The prices of Beluga and housecleaning by illegal aliens are stable.
Basically, if I stop eating and driving a car, I won’t see any inflation.
Useful info ...
A drive to the grocery store (Gasoline at 3.95 per gallon), and a walk through (Chicken at $4.99 a lb.) should scare the pee out of anyone.
I’d like to see inflation basket calculated for someone who makes less than 50K a year based on the proportions of things they actually purchase over a years time.

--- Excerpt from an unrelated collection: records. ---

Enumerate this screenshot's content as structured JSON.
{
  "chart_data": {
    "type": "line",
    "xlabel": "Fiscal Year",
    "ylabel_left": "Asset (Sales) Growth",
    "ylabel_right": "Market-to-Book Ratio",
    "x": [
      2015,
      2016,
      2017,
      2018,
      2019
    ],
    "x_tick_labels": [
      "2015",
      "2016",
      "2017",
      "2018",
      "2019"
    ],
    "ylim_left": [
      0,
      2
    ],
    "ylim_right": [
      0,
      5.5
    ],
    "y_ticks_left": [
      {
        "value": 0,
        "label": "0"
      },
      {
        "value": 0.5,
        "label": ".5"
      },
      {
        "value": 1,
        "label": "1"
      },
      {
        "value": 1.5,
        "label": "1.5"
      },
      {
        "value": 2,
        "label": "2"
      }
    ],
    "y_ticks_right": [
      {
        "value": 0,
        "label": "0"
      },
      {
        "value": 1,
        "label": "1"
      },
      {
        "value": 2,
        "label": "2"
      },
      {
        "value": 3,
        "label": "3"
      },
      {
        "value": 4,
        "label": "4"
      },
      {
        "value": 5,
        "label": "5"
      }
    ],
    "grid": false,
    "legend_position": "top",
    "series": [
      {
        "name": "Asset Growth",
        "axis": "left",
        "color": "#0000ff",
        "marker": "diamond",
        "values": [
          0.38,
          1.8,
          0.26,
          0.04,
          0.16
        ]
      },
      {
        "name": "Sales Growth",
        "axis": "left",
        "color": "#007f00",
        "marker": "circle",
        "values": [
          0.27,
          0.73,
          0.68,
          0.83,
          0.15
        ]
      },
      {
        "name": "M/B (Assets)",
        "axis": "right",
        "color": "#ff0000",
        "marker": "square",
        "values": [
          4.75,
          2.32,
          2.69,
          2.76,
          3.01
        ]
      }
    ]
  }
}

“Price inceases on April 4th at the LDS canneries show inflation up between 11 and 49% for many basic food staples. These rise in prices are a strong barometer for the overall economy since the LDS facilities are usually the last to raise prices for their communities, which provides food in bulk that they can collect through their vast networking operations.
According to the new price list from April 4th, many food staples have increased by more than 20% since the last price list came out just 3 months ago on January 3rd.”
If you are thinking of the same person I am, he got the zot.
One might wonder whether the voice in the midst of the four beasts that St. John the Theologian heard wasn’t actually crying something to the effect of “a quart of wheat for a day’s wages. . . but hurt not the iPads and smartphones”, which made no sense to St. John, so, divinely inspired, he picked a couple of luxury goods familiar to his proximate readers, oil and wine, to include in his Apocalypse.
Yes, they are in there, but the big question is, "how are they weighted?"
I suspect the top government economists in charge took a clue from the Climategate people, as to HOW to
cook calculate the numbers.
You'd think I bought a computer/week, if not more often, they way I get almost daily ads for them from HP & Tiger-Direct.